TEKLİF EDİLEN MADDELER
Aksoy, HSYK ile ilgili teklifte yer alan, “Genel Kurul'un neredeyse
tüm yetkilerinin Adalet Bakanı'na devrediliyor oluşu, kurul
içindeki dairelerin başkanlarının seçiminde yine bakanın etkili
olacağı bir hükmün konulması, hakim ve savcıların tepesinde
"Demokles'in Kılıcı" gibi duran Teftiş kurulunun başkan ve başkan
yardımcılarını doğrudan Adalet Bakanı'nın ataması, Adalet Bakanlığı
Müsteşarı'na HSYK dairelerinde başkan seçilebilme hakkının
verilmesi, görev yapacak müfettişlerin belirlenmesinde
seçilecekleri teklif eden konumunda bulunması, yönetmeliklerin
çıkarılması yetkisinin dahi Adalet Bakanı'na verilmesi, HSYK'nın
bütün personelinin görevinin sona erdirilmesi ve yeni
şekillendirmenin Adalet Bakanı tarafından yapılmasının sağlanması”

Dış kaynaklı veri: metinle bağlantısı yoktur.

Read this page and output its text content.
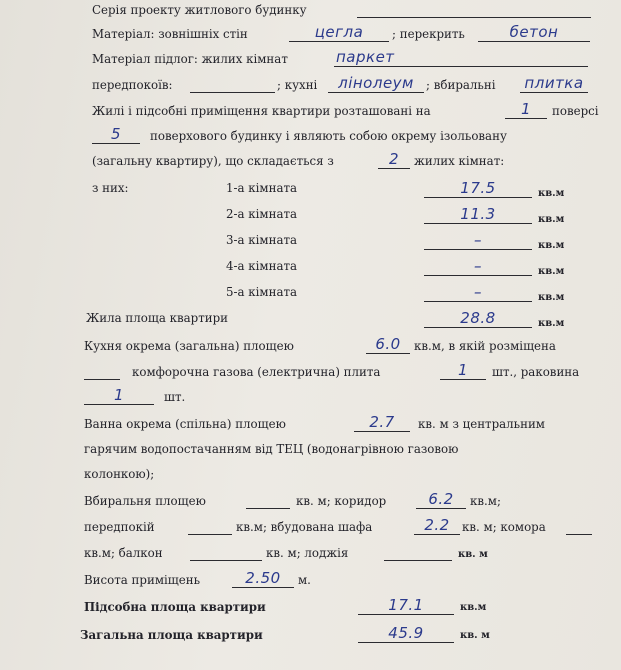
Серія проекту житлового будинку
Матеріал: зовнішніх стін	цегла	; перекрить	бетон
Матеріал підлог: жилих кімнат	паркет
передпокоїв:	; кухні	лінолеум	; вбиральні плитка
Жилі і підсобні приміщення квартири розташовані на	1	поверсі
5	поверхового будинку і являють собою окрему ізольовану
(загальну квартиру), що складається з	2	жилих кімнат:
з них:	1-а кімната	17.5	кв.м
2-а кімната	11.3	кв.м
3-а кімната	–	кв.м
4-а кімната	–	кв.м
5-а кімната	–	кв.м
Жила площа квартири	28.8	кв.м
Кухня окрема (загальна) площею	6.0	кв.м, в якій розміщена
комфорочна газова (електрична) плита	1	шт., раковина
1	шт.
Ванна окрема (спільна) площею	2.7	кв. м з центральним
гарячим водопостачанням від ТЕЦ (водонагрівною газовою
колонкою);
Вбиральня площею	кв. м; коридор	6.2	кв.м;
передпокій	кв.м; вбудована шафа	2.2	кв. м; комора
кв.м; балкон	кв. м; лоджія	кв. м
Висота приміщень	2.50	м.
Підсобна площа квартири	17.1	кв.м
Загальна площа квартири	45.9	кв. м
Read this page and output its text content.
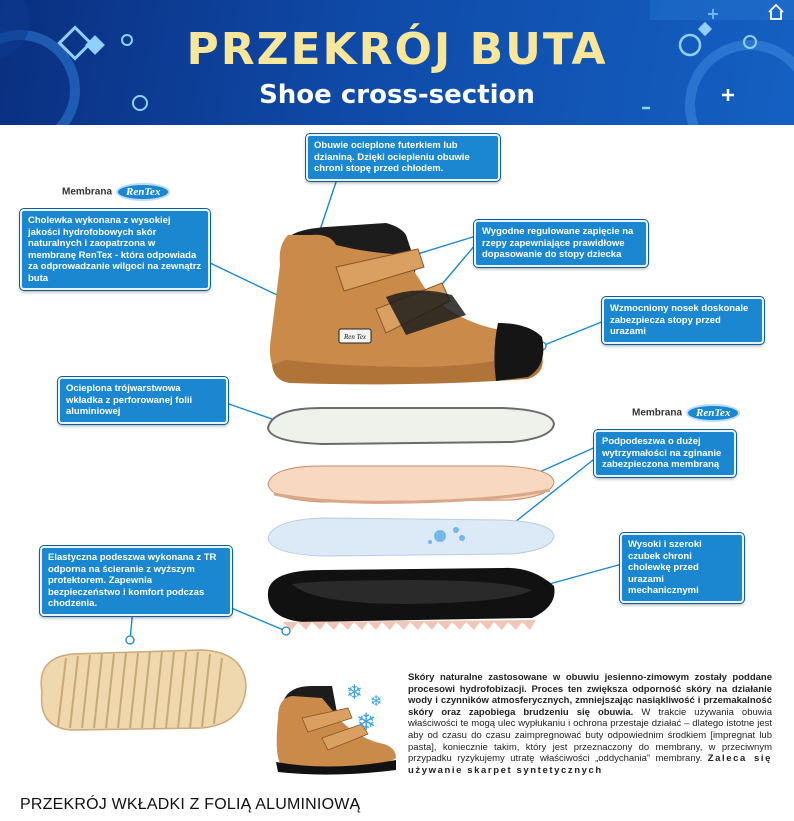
PRZEKRÓJ BUTA
Shoe cross-section
Ren Tex
❄ ❄
❄
Membrana RenTex
Membrana RenTex
Obuwie ocieplone futerkiem lub dzianiną. Dzięki ociepleniu obuwie chroni stopę przed chłodem.
Cholewka wykonana z wysokiej jakości hydrofobowych skór naturalnych i zaopatrzona w membranę RenTex - która odpowiada za odprowadzanie wilgoci na zewnątrz buta
Wygodne regulowane zapięcie na rzepy zapewniające prawidłowe dopasowanie do stopy dziecka
Wzmocniony nosek doskonale zabezpiecza stopy przed urazami
Ocieplona trójwarstwowa wkładka z perforowanej folii aluminiowej
Podpodeszwa o dużej wytrzymałości na zginanie zabezpieczona membraną
Wysoki i szeroki czubek chroni cholewkę przed urazami mechanicznymi
Elastyczna podeszwa wykonana z TR odporna na ścieranie z wyższym protektorem. Zapewnia bezpieczeństwo i komfort podczas chodzenia.
Skóry naturalne zastosowane w obuwiu jesienno-zimowym zostały poddane procesowi hydrofobizacji. Proces ten zwiększa odporność skóry na działanie wody i czynników atmosferycznych, zmniejszając nasiąkliwość i przemakalność skóry oraz zapobiega brudzeniu się obuwia. W trakcie używania obuwia właściwości te mogą ulec wypłukaniu i ochrona przestaje działać – dlatego istotne jest aby od czasu do czasu zaimpregnować buty odpowiednim środkiem [impregnat lub pasta], koniecznie takim, który jest przeznaczony do membrany, w przeciwnym przypadku ryzykujemy utratę właściwości „oddychania” membrany. Zaleca się używanie skarpet syntetycznych
PRZEKRÓJ WKŁADKI Z FOLIĄ ALUMINIOWĄ
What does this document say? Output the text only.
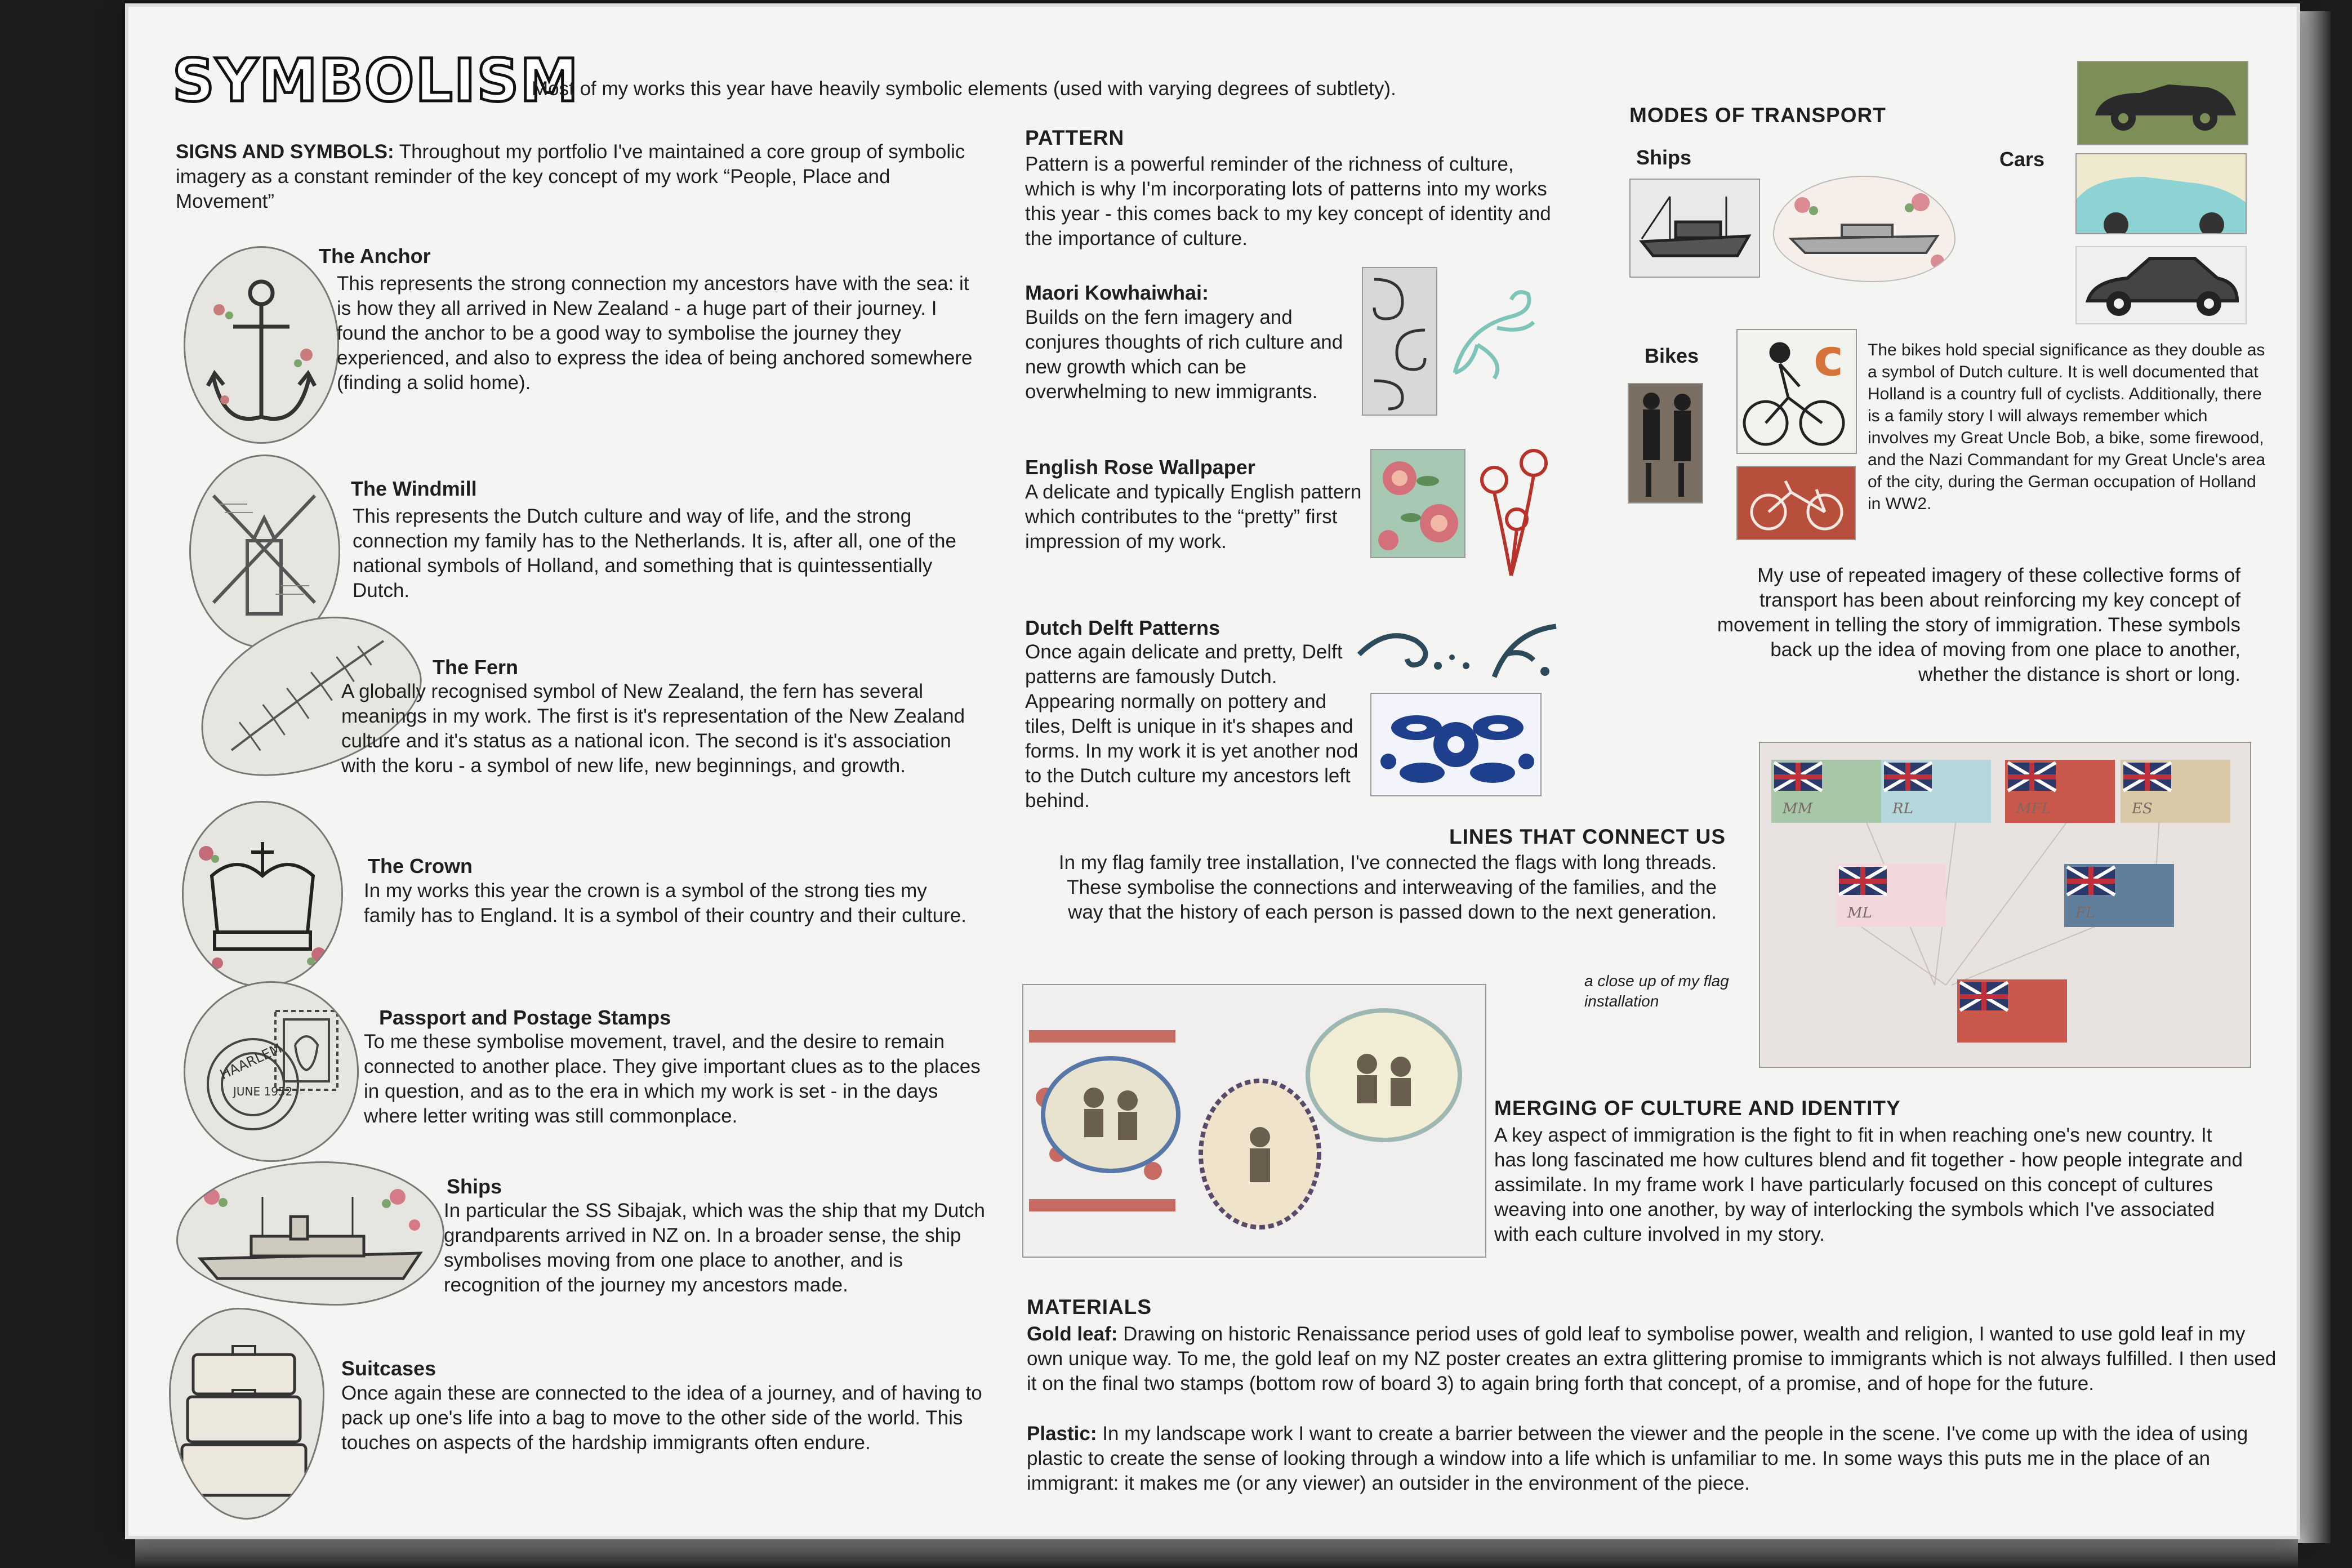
SYMBOLISM
Most of my works this year have heavily symbolic elements (used with varying degrees of subtlety).
SIGNS AND SYMBOLS: Throughout my portfolio I've maintained a core group of symbolic imagery as a constant reminder of the key concept of my work “People, Place and Movement”
The Anchor
This represents the strong connection my ancestors have with the sea: it is how they all arrived in New Zealand - a huge part of their journey. I found the anchor to be a good way to symbolise the journey they experienced, and also to express the idea of being anchored somewhere (finding a solid home).
The Windmill
This represents the Dutch culture and way of life, and the strong connection my family has to the Netherlands. It is, after all, one of the national symbols of Holland, and something that is quintessentially Dutch.
The Fern
A globally recognised symbol of New Zealand, the fern has several meanings in my work. The first is it's representation of the New Zealand culture and it's status as a national icon. The second is it's association with the koru - a symbol of new life, new beginnings, and growth.
The Crown
In my works this year the crown is a symbol of the strong ties my family has to England. It is a symbol of their country and their culture.
HAARLEM
JUNE 1952
Passport and Postage Stamps
To me these symbolise movement, travel, and the desire to remain connected to another place. They give important clues as to the places in question, and as to the era in which my work is set - in the days where letter writing was still commonplace.
Ships
In particular the SS Sibajak, which was the ship that my Dutch grandparents arrived in NZ on. In a broader sense, the ship symbolises moving from one place to another, and is recognition of the journey my ancestors made.
Suitcases
Once again these are connected to the idea of a journey, and of having to pack up one's life into a bag to move to the other side of the world. This touches on aspects of the hardship immigrants often endure.
PATTERN
Pattern is a powerful reminder of the richness of culture, which is why I'm incorporating lots of patterns into my works this year - this comes back to my key concept of identity and the importance of culture.
Maori Kowhaiwhai:
Builds on the fern imagery and conjures thoughts of rich culture and new growth which can be overwhelming to new immigrants.
English Rose Wallpaper
A delicate and typically English pattern which contributes to the “pretty” first impression of my work.
Dutch Delft Patterns
Once again delicate and pretty, Delft patterns are famously Dutch. Appearing normally on pottery and tiles, Delft is unique in it's shapes and forms. In my work it is yet another nod to the Dutch culture my ancestors left behind.
LINES THAT CONNECT US
In my flag family tree installation, I've connected the flags with long threads. These symbolise the connections and interweaving of the families, and the way that the history of each person is passed down to the next generation.
a close up of my flag installation
MM	RL	MFL	ES
ML	FL
MODES OF TRANSPORT
Ships	Cars
Bikes c The bikes hold special significance as they double as a symbol of Dutch culture. It is well documented that Holland is a country full of cyclists. Additionally, there is a family story I will always remember which involves my Great Uncle Bob, a bike, some firewood, and the Nazi Commandant for my Great Uncle's area of the city, during the German occupation of Holland in WW2.
My use of repeated imagery of these collective forms of transport has been about reinforcing my key concept of movement in telling the story of immigration. These symbols back up the idea of moving from one place to another, whether the distance is short or long.
MERGING OF CULTURE AND IDENTITY
A key aspect of immigration is the fight to fit in when reaching one's new country. It has long fascinated me how cultures blend and fit together - how people integrate and assimilate. In my frame work I have particularly focused on this concept of cultures weaving into one another, by way of interlocking the symbols which I've associated with each culture involved in my story.
MATERIALS
Gold leaf: Drawing on historic Renaissance period uses of gold leaf to symbolise power, wealth and religion, I wanted to use gold leaf in my own unique way. To me, the gold leaf on my NZ poster creates an extra glittering promise to immigrants which is not always fulfilled. I then used it on the final two stamps (bottom row of board 3) to again bring forth that concept, of a promise, and of hope for the future.
Plastic: In my landscape work I want to create a barrier between the viewer and the people in the scene. I've come up with the idea of using plastic to create the sense of looking through a window into a life which is unfamiliar to me. In some ways this puts me in the place of an immigrant: it makes me (or any viewer) an outsider in the environment of the piece.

maddelerinin HSYK'nın bağımsız ve tarafsız bir kurul olmaktan çok
Adalet Bakanlığı'nın bir şubesi konumuna düşeceğinin göstergesi
olduğunu kaydetti.
“KUVVETLER AYRILIĞI İLKESİ ORTADAN KALKACAK”
Bu halde, Anayasa'da yerini bulan ve hukuk devletinin omurgasını
oluşturan yasama, yürütme ve yargının yasal sınırlar içerisinde
kalarak hareket etmesini emreden "kuvvetler ayrılığı" ilkesinin de
ortadan kalkacağına dikkat çeken Aksoy, Tüm ilgilileri, kendi
hukukunu yaratmaktan vazgeçip, evrensel ilkeler doğrultusunda ve
kuvvetler ayrılığı gereği kendi sınırlarına çekilmesine ve kendi
sınırlarını bilmesine çağırıyoruz. Aksi durumda demokrasimiz büyük
yara alacak ve kişi özgürlüklerimiz tamamen güvencesiz olacaktır.
Ülkemizde yargıya olan güveni ortadan kaldıracak ve ileriye dönük
bir kaos ortamına neden olacak bu teklifin gündeme dahi
alınmamasını talep ediyoruz.” düşüncesini aktardı.